Edit to add: it could also solve some issues on private networking / interserver networking I saw... although the contention would be a much bigger problem on higher bandwidth streams. On networks with link aggregation, while there are many paths from one host to another, usually path selection is by hashing the connection 5-tuple {src ip, dst ip, protocol, src port, dst port} so a long running tcp connection remains on the same path for the duration, if a path segment has high loss/corruption or is congested, MPTCP could help if you had an extra connection that hit a different path. Otherwise, you need to find the segment and get network operations to fix it; it's not easy to figure that out (i had to write a tool to sample and find port combinations with trouble and then a patch for mtr to run a trace with fixed ports) and then you still need to reconnect your affected tcp sockets unless you can get a quick response from net ops (sometimes they can check error stats once the right devices are pointed out to them, and then replacing a cable/fiber often helps, or disconnecting it during investigation can help the traffic flow across the redundant links)

> If you balance your load balancers with ECMP, I don't know if you can get two client streams to the same mptcp terminating place.
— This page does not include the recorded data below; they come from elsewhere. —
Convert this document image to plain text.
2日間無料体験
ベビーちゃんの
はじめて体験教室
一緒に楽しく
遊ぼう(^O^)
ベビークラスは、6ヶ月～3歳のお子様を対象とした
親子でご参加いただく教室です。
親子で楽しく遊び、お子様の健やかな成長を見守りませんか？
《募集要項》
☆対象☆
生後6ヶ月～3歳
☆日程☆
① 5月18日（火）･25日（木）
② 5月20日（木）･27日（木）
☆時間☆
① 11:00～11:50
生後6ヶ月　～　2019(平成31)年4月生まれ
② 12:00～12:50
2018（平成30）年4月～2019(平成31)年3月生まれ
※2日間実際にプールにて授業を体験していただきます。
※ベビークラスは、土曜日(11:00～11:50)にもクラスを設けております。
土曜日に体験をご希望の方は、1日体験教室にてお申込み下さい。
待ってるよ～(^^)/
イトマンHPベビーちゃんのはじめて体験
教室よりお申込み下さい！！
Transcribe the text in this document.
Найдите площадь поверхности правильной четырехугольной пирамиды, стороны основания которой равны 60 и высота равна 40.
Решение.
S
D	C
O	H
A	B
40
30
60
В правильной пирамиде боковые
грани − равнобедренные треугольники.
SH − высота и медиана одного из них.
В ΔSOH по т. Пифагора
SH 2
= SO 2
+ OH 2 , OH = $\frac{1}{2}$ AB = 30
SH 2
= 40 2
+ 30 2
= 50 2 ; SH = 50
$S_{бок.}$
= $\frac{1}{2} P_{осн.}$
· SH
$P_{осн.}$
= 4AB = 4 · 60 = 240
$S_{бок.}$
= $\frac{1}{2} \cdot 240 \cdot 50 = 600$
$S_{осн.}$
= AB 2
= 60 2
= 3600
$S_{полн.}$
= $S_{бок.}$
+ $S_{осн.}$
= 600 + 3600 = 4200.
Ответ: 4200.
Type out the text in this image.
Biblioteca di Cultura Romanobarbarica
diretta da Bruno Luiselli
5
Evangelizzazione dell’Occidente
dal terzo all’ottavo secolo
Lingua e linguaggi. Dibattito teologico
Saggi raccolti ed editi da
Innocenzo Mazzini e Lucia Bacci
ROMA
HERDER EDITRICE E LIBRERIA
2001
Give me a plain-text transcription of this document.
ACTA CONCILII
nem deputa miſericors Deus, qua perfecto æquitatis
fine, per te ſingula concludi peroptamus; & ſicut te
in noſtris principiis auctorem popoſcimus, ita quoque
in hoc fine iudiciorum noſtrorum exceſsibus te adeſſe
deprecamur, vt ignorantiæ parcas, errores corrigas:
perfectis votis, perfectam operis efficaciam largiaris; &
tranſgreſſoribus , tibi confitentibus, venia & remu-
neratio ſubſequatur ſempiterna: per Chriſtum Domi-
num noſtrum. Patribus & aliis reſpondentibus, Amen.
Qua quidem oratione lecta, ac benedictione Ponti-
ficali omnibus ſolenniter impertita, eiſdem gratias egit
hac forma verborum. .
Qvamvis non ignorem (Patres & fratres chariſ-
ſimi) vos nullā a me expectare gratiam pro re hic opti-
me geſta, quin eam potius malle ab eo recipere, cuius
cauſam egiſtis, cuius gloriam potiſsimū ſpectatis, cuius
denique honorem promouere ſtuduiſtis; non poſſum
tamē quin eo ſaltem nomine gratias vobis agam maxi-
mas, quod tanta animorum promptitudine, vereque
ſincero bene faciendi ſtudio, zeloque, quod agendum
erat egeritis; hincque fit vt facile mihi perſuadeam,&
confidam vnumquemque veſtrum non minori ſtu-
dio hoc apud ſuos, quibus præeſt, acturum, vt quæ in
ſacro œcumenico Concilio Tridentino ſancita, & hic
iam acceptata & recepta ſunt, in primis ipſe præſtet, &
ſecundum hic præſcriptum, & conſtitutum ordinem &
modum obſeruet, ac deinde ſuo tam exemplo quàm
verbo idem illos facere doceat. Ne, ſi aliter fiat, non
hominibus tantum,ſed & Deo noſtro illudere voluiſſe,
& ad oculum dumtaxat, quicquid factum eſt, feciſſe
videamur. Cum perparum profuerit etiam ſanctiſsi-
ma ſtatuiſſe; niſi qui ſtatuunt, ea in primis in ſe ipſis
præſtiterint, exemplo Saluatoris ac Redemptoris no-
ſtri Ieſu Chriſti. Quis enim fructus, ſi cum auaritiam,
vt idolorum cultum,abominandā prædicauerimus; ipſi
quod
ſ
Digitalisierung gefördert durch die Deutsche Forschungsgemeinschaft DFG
At Google, we do something similar with QUIC and connection migration. Our mechanism for ensuring these hit the same backend is Maglev [0], where we use the QUIC connection ID for hashing purposes in software. (Our routers still mostly use ECMP based on the 5-tuple, so being able to consistently hash to the same backend across multiple LB instances is crucial.)

> if a path segment has high loss/corruption or is congested, MPTCP could help if you had an extra connection that hit a different path.

Incidentally, we also have a family of internal mechanisms that do this, although we don't rely on MPTCP. (We instead twiddle some other bits in the packet that we make sure our routers use for hashing, at least for RPCs between prod machines.) This inspired some of the connection migration work in our QUIC implementation [1], wherein we can migrate to a different ephemeral port if we detect issues with the current path. This works shockingly often for routing around network problems.